Finance Secretary Carlos Dominguez III said Wednesday he expects “pretty good” gross domestic product growth in the second quarter, compared to the 4.2-percent contraction in the first quarter, as the improvement in the labor situation in May showed that the economy is on its way to recovery.
Dominguez, in an online interview with Bloomberg, did not provide any specific growth forecast for the period. “The numbers are going to come out on Aug. 10, and we think they’re going to look pretty good,” he said.
“But I’m not going to say exactly what they are now. I think, from what we’ve seen in May, where our unemployment and underemployment dropped, and the fact that we have created about two and a half million new jobs over the last year seems to be good science for us,” Dominguez said.
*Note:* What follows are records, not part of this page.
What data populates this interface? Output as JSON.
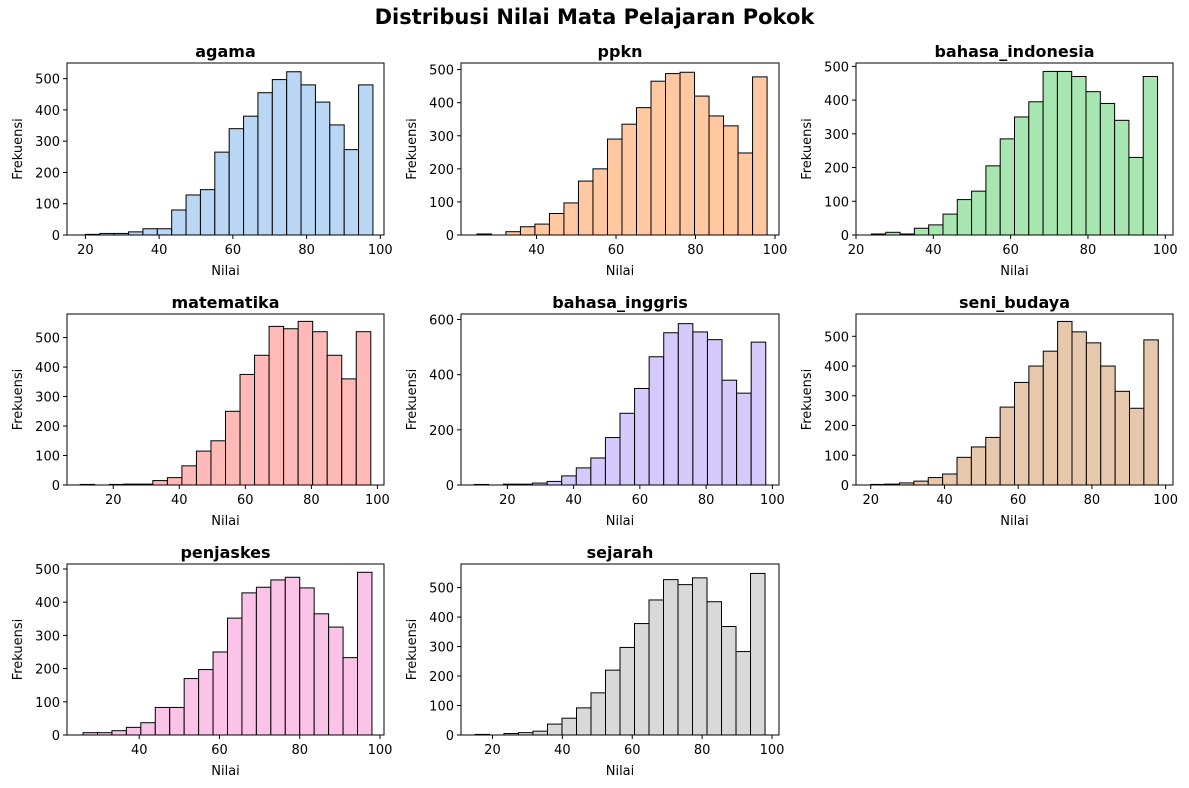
{
  "figure_title": "Distribusi Nilai Mata Pelajaran Pokok",
  "chart_data": [
    {
      "type": "bar",
      "title": "agama",
      "xlabel": "Nilai",
      "ylabel": "Frekuensi",
      "color": "#b9d6f5",
      "xlim": [
        15,
        101
      ],
      "ylim": [
        0,
        550
      ],
      "xticks": [
        20,
        40,
        60,
        80,
        100
      ],
      "yticks": [
        0,
        100,
        200,
        300,
        400,
        500
      ],
      "bins": [
        20,
        23.9,
        27.8,
        31.7,
        35.6,
        39.5,
        43.4,
        47.3,
        51.2,
        55.1,
        59,
        62.9,
        66.8,
        70.7,
        74.6,
        78.5,
        82.4,
        86.3,
        90.2,
        94.1,
        98
      ],
      "counts": [
        2,
        5,
        5,
        10,
        20,
        20,
        80,
        128,
        145,
        265,
        340,
        380,
        455,
        497,
        522,
        480,
        425,
        352,
        273,
        480
      ]
    },
    {
      "type": "bar",
      "title": "ppkn",
      "xlabel": "Nilai",
      "ylabel": "Frekuensi",
      "color": "#ffc8a0",
      "xlim": [
        21,
        101
      ],
      "ylim": [
        0,
        520
      ],
      "xticks": [
        40,
        60,
        80,
        100
      ],
      "yticks": [
        0,
        100,
        200,
        300,
        400,
        500
      ],
      "bins": [
        25,
        28.65,
        32.3,
        35.95,
        39.6,
        43.25,
        46.9,
        50.55,
        54.2,
        57.85,
        61.5,
        65.15,
        68.8,
        72.45,
        76.1,
        79.75,
        83.4,
        87.05,
        90.7,
        94.35,
        98
      ],
      "counts": [
        3,
        0,
        10,
        25,
        33,
        65,
        97,
        163,
        200,
        290,
        335,
        385,
        465,
        488,
        492,
        420,
        360,
        330,
        248,
        478
      ]
    },
    {
      "type": "bar",
      "title": "bahasa_indonesia",
      "xlabel": "Nilai",
      "ylabel": "Frekuensi",
      "color": "#a8e6b1",
      "xlim": [
        20,
        102
      ],
      "ylim": [
        0,
        510
      ],
      "xticks": [
        20,
        40,
        60,
        80,
        100
      ],
      "yticks": [
        0,
        100,
        200,
        300,
        400,
        500
      ],
      "bins": [
        24,
        27.7,
        31.4,
        35.1,
        38.8,
        42.5,
        46.2,
        49.9,
        53.6,
        57.3,
        61,
        64.7,
        68.4,
        72.1,
        75.8,
        79.5,
        83.2,
        86.9,
        90.6,
        94.3,
        98
      ],
      "counts": [
        3,
        8,
        3,
        20,
        30,
        62,
        105,
        130,
        205,
        285,
        350,
        395,
        485,
        485,
        470,
        425,
        390,
        340,
        230,
        470
      ]
    },
    {
      "type": "bar",
      "title": "matematika",
      "xlabel": "Nilai",
      "ylabel": "Frekuensi",
      "color": "#ffbab8",
      "xlim": [
        6,
        102
      ],
      "ylim": [
        0,
        580
      ],
      "xticks": [
        20,
        40,
        60,
        80,
        100
      ],
      "yticks": [
        0,
        100,
        200,
        300,
        400,
        500
      ],
      "bins": [
        10,
        14.4,
        18.8,
        23.2,
        27.6,
        32,
        36.4,
        40.8,
        45.2,
        49.6,
        54,
        58.4,
        62.8,
        67.2,
        71.6,
        76,
        80.4,
        84.8,
        89.2,
        93.6,
        98
      ],
      "counts": [
        2,
        0,
        2,
        3,
        3,
        15,
        25,
        65,
        115,
        150,
        250,
        375,
        440,
        538,
        530,
        555,
        520,
        440,
        360,
        520
      ]
    },
    {
      "type": "bar",
      "title": "bahasa_inggris",
      "xlabel": "Nilai",
      "ylabel": "Frekuensi",
      "color": "#d6cafc",
      "xlim": [
        6,
        102
      ],
      "ylim": [
        0,
        620
      ],
      "xticks": [
        20,
        40,
        60,
        80,
        100
      ],
      "yticks": [
        0,
        200,
        400,
        600
      ],
      "bins": [
        10,
        14.4,
        18.8,
        23.2,
        27.6,
        32,
        36.4,
        40.8,
        45.2,
        49.6,
        54,
        58.4,
        62.8,
        67.2,
        71.6,
        76,
        80.4,
        84.8,
        89.2,
        93.6,
        98
      ],
      "counts": [
        2,
        0,
        3,
        3,
        7,
        13,
        33,
        62,
        98,
        172,
        260,
        350,
        465,
        552,
        585,
        555,
        527,
        380,
        333,
        518
      ]
    },
    {
      "type": "bar",
      "title": "seni_budaya",
      "xlabel": "Nilai",
      "ylabel": "Frekuensi",
      "color": "#e8c8ad",
      "xlim": [
        16,
        102
      ],
      "ylim": [
        0,
        575
      ],
      "xticks": [
        20,
        40,
        60,
        80,
        100
      ],
      "yticks": [
        0,
        100,
        200,
        300,
        400,
        500
      ],
      "bins": [
        20,
        23.9,
        27.8,
        31.7,
        35.6,
        39.5,
        43.4,
        47.3,
        51.2,
        55.1,
        59,
        62.9,
        66.8,
        70.7,
        74.6,
        78.5,
        82.4,
        86.3,
        90.2,
        94.1,
        98
      ],
      "counts": [
        2,
        3,
        7,
        13,
        25,
        37,
        93,
        128,
        160,
        262,
        345,
        400,
        450,
        550,
        515,
        478,
        400,
        315,
        258,
        488
      ]
    },
    {
      "type": "bar",
      "title": "penjaskes",
      "xlabel": "Nilai",
      "ylabel": "Frekuensi",
      "color": "#fbc3e8",
      "xlim": [
        22,
        101
      ],
      "ylim": [
        0,
        515
      ],
      "xticks": [
        40,
        60,
        80,
        100
      ],
      "yticks": [
        0,
        100,
        200,
        300,
        400,
        500
      ],
      "bins": [
        26,
        29.6,
        33.2,
        36.8,
        40.4,
        44,
        47.6,
        51.2,
        54.8,
        58.4,
        62,
        65.6,
        69.2,
        72.8,
        76.4,
        80,
        83.6,
        87.2,
        90.8,
        94.4,
        98
      ],
      "counts": [
        7,
        7,
        13,
        23,
        37,
        83,
        83,
        170,
        197,
        250,
        352,
        428,
        445,
        467,
        475,
        443,
        365,
        325,
        233,
        490
      ]
    },
    {
      "type": "bar",
      "title": "sejarah",
      "xlabel": "Nilai",
      "ylabel": "Frekuensi",
      "color": "#d9d9d9",
      "xlim": [
        11,
        102
      ],
      "ylim": [
        0,
        580
      ],
      "xticks": [
        20,
        40,
        60,
        80,
        100
      ],
      "yticks": [
        0,
        100,
        200,
        300,
        400,
        500
      ],
      "bins": [
        15,
        19.15,
        23.3,
        27.45,
        31.6,
        35.75,
        39.9,
        44.05,
        48.2,
        52.35,
        56.5,
        60.65,
        64.8,
        68.95,
        73.1,
        77.25,
        81.4,
        85.55,
        89.7,
        93.85,
        98
      ],
      "counts": [
        2,
        0,
        5,
        8,
        13,
        37,
        57,
        92,
        143,
        220,
        297,
        378,
        458,
        527,
        510,
        533,
        452,
        368,
        283,
        548
      ]
    }
  ]
}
Dominguez expressed optimism that the second-quarter economic performance would give the needed momentum to achieve the government’s full-year GDP growth target range of percent 6 to 7 percent.
“We are going to have another meeting of our DBCC [Development Budget Coordinating Committee] shortly after we see the numbers on Aug. 10 to really look at what we’re going to have for the next seven or eight months,” he said.
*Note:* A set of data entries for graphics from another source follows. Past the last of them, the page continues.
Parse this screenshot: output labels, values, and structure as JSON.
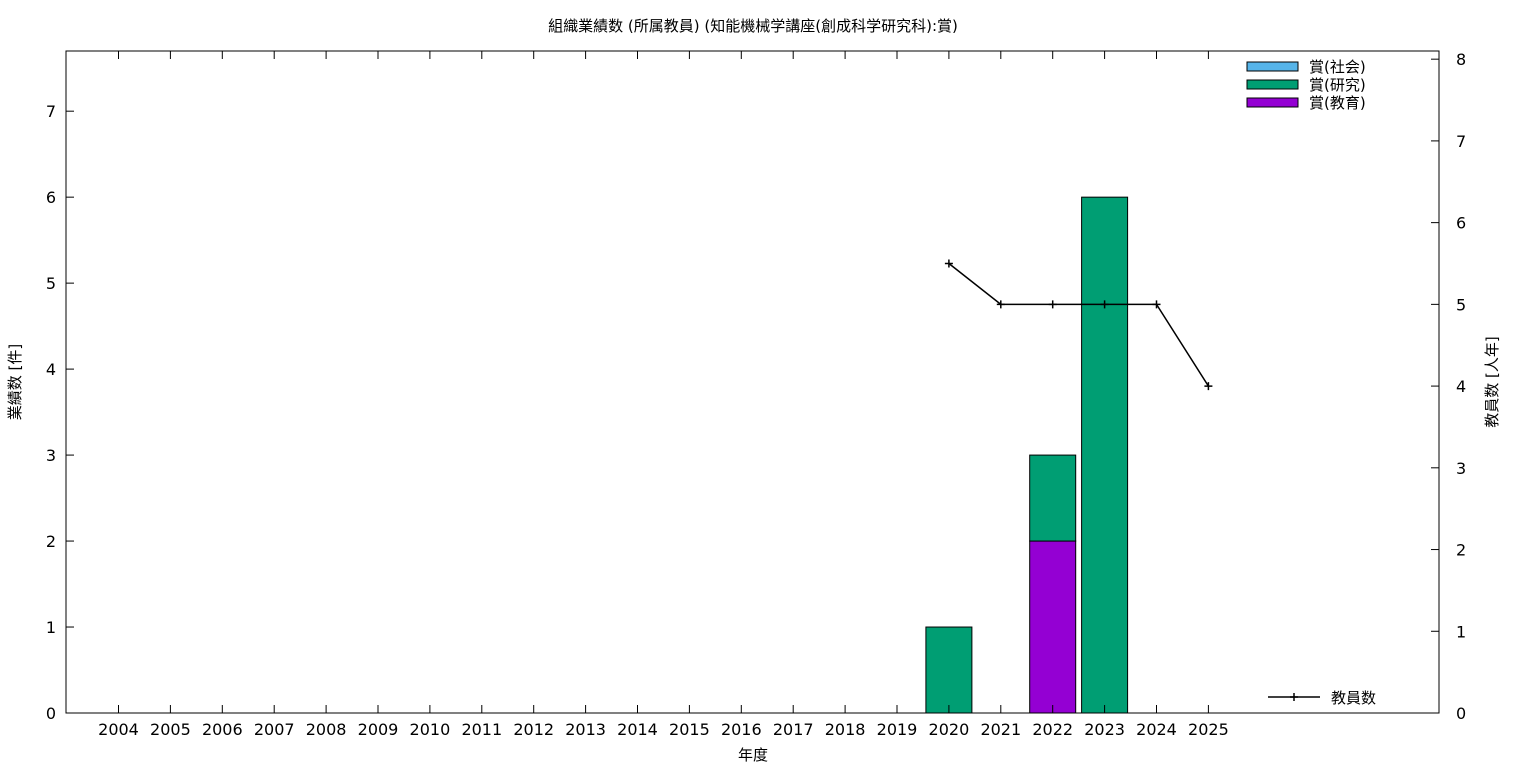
{
  "chart_data": {
    "type": "bar",
    "title": "組織業績数 (所属教員) (知能機械学講座(創成科学研究科):賞)",
    "xlabel": "年度",
    "ylabel": "業績数 [件]",
    "y2label": "教員数 [人年]",
    "categories": [
      "2004",
      "2005",
      "2006",
      "2007",
      "2008",
      "2009",
      "2010",
      "2011",
      "2012",
      "2013",
      "2014",
      "2015",
      "2016",
      "2017",
      "2018",
      "2019",
      "2020",
      "2021",
      "2022",
      "2023",
      "2024",
      "2025"
    ],
    "ylim": [
      0,
      7.7
    ],
    "y2lim": [
      0,
      8.1
    ],
    "yticks": [
      0,
      1,
      2,
      3,
      4,
      5,
      6,
      7
    ],
    "y2ticks": [
      0,
      1,
      2,
      3,
      4,
      5,
      6,
      7,
      8
    ],
    "stacked": true,
    "series": [
      {
        "name": "賞(社会)",
        "color": "#56b4e9",
        "values": [
          0,
          0,
          0,
          0,
          0,
          0,
          0,
          0,
          0,
          0,
          0,
          0,
          0,
          0,
          0,
          0,
          0,
          0,
          0,
          0,
          0,
          0
        ]
      },
      {
        "name": "賞(研究)",
        "color": "#009e73",
        "values": [
          0,
          0,
          0,
          0,
          0,
          0,
          0,
          0,
          0,
          0,
          0,
          0,
          0,
          0,
          0,
          0,
          1,
          0,
          1,
          6,
          0,
          0
        ]
      },
      {
        "name": "賞(教育)",
        "color": "#9400d3",
        "values": [
          0,
          0,
          0,
          0,
          0,
          0,
          0,
          0,
          0,
          0,
          0,
          0,
          0,
          0,
          0,
          0,
          0,
          0,
          2,
          0,
          0,
          0
        ]
      }
    ],
    "line_series": {
      "name": "教員数",
      "color": "#000000",
      "axis": "right",
      "x": [
        "2020",
        "2021",
        "2022",
        "2023",
        "2024",
        "2025"
      ],
      "values": [
        5.5,
        5,
        5,
        5,
        5,
        4
      ]
    },
    "legend_position": "top-right",
    "line_legend_position": "bottom-right",
    "grid": false
  }
}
The DBCC, composed of the heads of the Department of Finance, Department of Budget and Management and National Economic and Development Authority, on Monday kept the growth target at 6 percent to 7 percent for this year, 7 percent to 9 percent for 2022 and 6 percent to 7 percent in 2023 and 2024.
It said the intensified implementation of the prevent, detect, isolate, treat and recover strategy, along with the full vaccination of residents in high-risk areas, would help build consumer and business confidence, improve the health system capacity and prevent community transmission of the more deadly Delta variant of COVID-19.
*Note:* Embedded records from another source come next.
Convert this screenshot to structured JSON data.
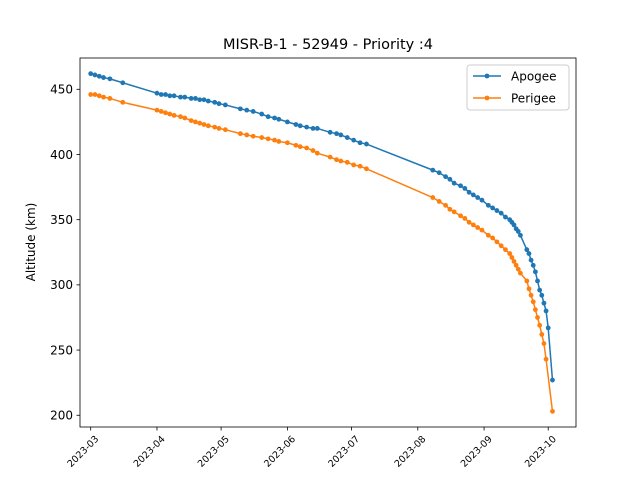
{
  "chart_data": {
    "type": "line",
    "title": "MISR-B-1 - 52949 - Priority :4",
    "xlabel": "",
    "ylabel": "Altitude (km)",
    "xlim": [
      "2023-02-24",
      "2023-10-14"
    ],
    "ylim": [
      191,
      474
    ],
    "x_ticks": [
      "2023-03",
      "2023-04",
      "2023-05",
      "2023-06",
      "2023-07",
      "2023-08",
      "2023-09",
      "2023-10"
    ],
    "y_ticks": [
      200,
      250,
      300,
      350,
      400,
      450
    ],
    "grid": false,
    "legend": "top-right",
    "series": [
      {
        "name": "Apogee",
        "color": "#1f77b4",
        "points": [
          [
            "2023-03-01",
            462
          ],
          [
            "2023-03-03",
            461
          ],
          [
            "2023-03-05",
            460
          ],
          [
            "2023-03-07",
            459
          ],
          [
            "2023-03-10",
            458
          ],
          [
            "2023-03-16",
            455
          ],
          [
            "2023-04-01",
            447
          ],
          [
            "2023-04-03",
            446
          ],
          [
            "2023-04-05",
            446
          ],
          [
            "2023-04-07",
            445
          ],
          [
            "2023-04-09",
            445
          ],
          [
            "2023-04-12",
            444
          ],
          [
            "2023-04-14",
            444
          ],
          [
            "2023-04-17",
            443
          ],
          [
            "2023-04-19",
            443
          ],
          [
            "2023-04-21",
            442
          ],
          [
            "2023-04-23",
            442
          ],
          [
            "2023-04-25",
            441
          ],
          [
            "2023-04-28",
            440
          ],
          [
            "2023-04-30",
            439
          ],
          [
            "2023-05-03",
            438
          ],
          [
            "2023-05-10",
            435
          ],
          [
            "2023-05-13",
            434
          ],
          [
            "2023-05-16",
            433
          ],
          [
            "2023-05-20",
            431
          ],
          [
            "2023-05-23",
            429
          ],
          [
            "2023-05-26",
            428
          ],
          [
            "2023-05-28",
            427
          ],
          [
            "2023-06-01",
            425
          ],
          [
            "2023-06-05",
            423
          ],
          [
            "2023-06-07",
            422
          ],
          [
            "2023-06-10",
            421
          ],
          [
            "2023-06-13",
            420
          ],
          [
            "2023-06-15",
            420
          ],
          [
            "2023-06-21",
            417
          ],
          [
            "2023-06-24",
            416
          ],
          [
            "2023-06-26",
            415
          ],
          [
            "2023-06-29",
            413
          ],
          [
            "2023-07-02",
            411
          ],
          [
            "2023-07-05",
            409
          ],
          [
            "2023-07-08",
            408
          ],
          [
            "2023-08-08",
            388
          ],
          [
            "2023-08-11",
            386
          ],
          [
            "2023-08-14",
            383
          ],
          [
            "2023-08-16",
            381
          ],
          [
            "2023-08-18",
            378
          ],
          [
            "2023-08-21",
            376
          ],
          [
            "2023-08-23",
            374
          ],
          [
            "2023-08-25",
            371
          ],
          [
            "2023-08-27",
            369
          ],
          [
            "2023-08-29",
            367
          ],
          [
            "2023-08-31",
            365
          ],
          [
            "2023-09-03",
            361
          ],
          [
            "2023-09-05",
            359
          ],
          [
            "2023-09-07",
            357
          ],
          [
            "2023-09-09",
            355
          ],
          [
            "2023-09-11",
            352
          ],
          [
            "2023-09-13",
            350
          ],
          [
            "2023-09-14",
            348
          ],
          [
            "2023-09-15",
            346
          ],
          [
            "2023-09-16",
            343
          ],
          [
            "2023-09-17",
            341
          ],
          [
            "2023-09-18",
            338
          ],
          [
            "2023-09-21",
            327
          ],
          [
            "2023-09-22",
            324
          ],
          [
            "2023-09-23",
            319
          ],
          [
            "2023-09-24",
            315
          ],
          [
            "2023-09-25",
            310
          ],
          [
            "2023-09-26",
            303
          ],
          [
            "2023-09-27",
            296
          ],
          [
            "2023-09-28",
            292
          ],
          [
            "2023-09-29",
            286
          ],
          [
            "2023-09-30",
            280
          ],
          [
            "2023-10-01",
            267
          ],
          [
            "2023-10-03",
            227
          ]
        ]
      },
      {
        "name": "Perigee",
        "color": "#ff7f0e",
        "points": [
          [
            "2023-03-01",
            446
          ],
          [
            "2023-03-03",
            446
          ],
          [
            "2023-03-05",
            445
          ],
          [
            "2023-03-07",
            444
          ],
          [
            "2023-03-10",
            443
          ],
          [
            "2023-03-16",
            440
          ],
          [
            "2023-04-01",
            434
          ],
          [
            "2023-04-03",
            433
          ],
          [
            "2023-04-05",
            432
          ],
          [
            "2023-04-07",
            431
          ],
          [
            "2023-04-09",
            430
          ],
          [
            "2023-04-12",
            429
          ],
          [
            "2023-04-14",
            428
          ],
          [
            "2023-04-17",
            426
          ],
          [
            "2023-04-19",
            425
          ],
          [
            "2023-04-21",
            424
          ],
          [
            "2023-04-23",
            423
          ],
          [
            "2023-04-25",
            422
          ],
          [
            "2023-04-28",
            421
          ],
          [
            "2023-04-30",
            420
          ],
          [
            "2023-05-03",
            419
          ],
          [
            "2023-05-10",
            416
          ],
          [
            "2023-05-13",
            415
          ],
          [
            "2023-05-16",
            414
          ],
          [
            "2023-05-20",
            413
          ],
          [
            "2023-05-23",
            412
          ],
          [
            "2023-05-26",
            411
          ],
          [
            "2023-05-28",
            410
          ],
          [
            "2023-06-01",
            409
          ],
          [
            "2023-06-05",
            407
          ],
          [
            "2023-06-07",
            406
          ],
          [
            "2023-06-10",
            405
          ],
          [
            "2023-06-13",
            403
          ],
          [
            "2023-06-15",
            401
          ],
          [
            "2023-06-21",
            398
          ],
          [
            "2023-06-24",
            396
          ],
          [
            "2023-06-26",
            395
          ],
          [
            "2023-06-29",
            394
          ],
          [
            "2023-07-02",
            392
          ],
          [
            "2023-07-05",
            391
          ],
          [
            "2023-07-08",
            389
          ],
          [
            "2023-08-08",
            367
          ],
          [
            "2023-08-11",
            364
          ],
          [
            "2023-08-14",
            361
          ],
          [
            "2023-08-16",
            358
          ],
          [
            "2023-08-18",
            356
          ],
          [
            "2023-08-21",
            353
          ],
          [
            "2023-08-23",
            351
          ],
          [
            "2023-08-25",
            348
          ],
          [
            "2023-08-27",
            346
          ],
          [
            "2023-08-29",
            344
          ],
          [
            "2023-08-31",
            342
          ],
          [
            "2023-09-03",
            338
          ],
          [
            "2023-09-05",
            336
          ],
          [
            "2023-09-07",
            333
          ],
          [
            "2023-09-09",
            330
          ],
          [
            "2023-09-11",
            327
          ],
          [
            "2023-09-13",
            324
          ],
          [
            "2023-09-14",
            321
          ],
          [
            "2023-09-15",
            318
          ],
          [
            "2023-09-16",
            315
          ],
          [
            "2023-09-17",
            312
          ],
          [
            "2023-09-18",
            309
          ],
          [
            "2023-09-21",
            303
          ],
          [
            "2023-09-22",
            297
          ],
          [
            "2023-09-23",
            292
          ],
          [
            "2023-09-24",
            287
          ],
          [
            "2023-09-25",
            281
          ],
          [
            "2023-09-26",
            275
          ],
          [
            "2023-09-27",
            269
          ],
          [
            "2023-09-28",
            262
          ],
          [
            "2023-09-29",
            255
          ],
          [
            "2023-09-30",
            243
          ],
          [
            "2023-10-03",
            203
          ]
        ]
      }
    ]
  }
}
Dominguez said the private sector would play a key role in the recovery of the economy in the months ahead. He said the Corporate Recovery and Tax Incentives for Enterprises Act—signed into law recently by the President—that reduced the corporate income tax rate from 30 percent to 25 percent for large companies and from 30 percent to 20 percent for the small and medium sized companies, would be a very strong fiscal stimulus to the economy.
The economy contracted by 9.6 percent in 2020, the worst since World War 2. In the first quarter, the GDP posted a lesser decline of 4.2 percent.
The Manila-based Asian Development Bank maintained its growth forecast for the Philippines at 4.5 percent this year and 5.5 percent in 2022, taking into account the economy’s gradual recovery from the global health crisis and the faster pace of vaccination against COVID-19.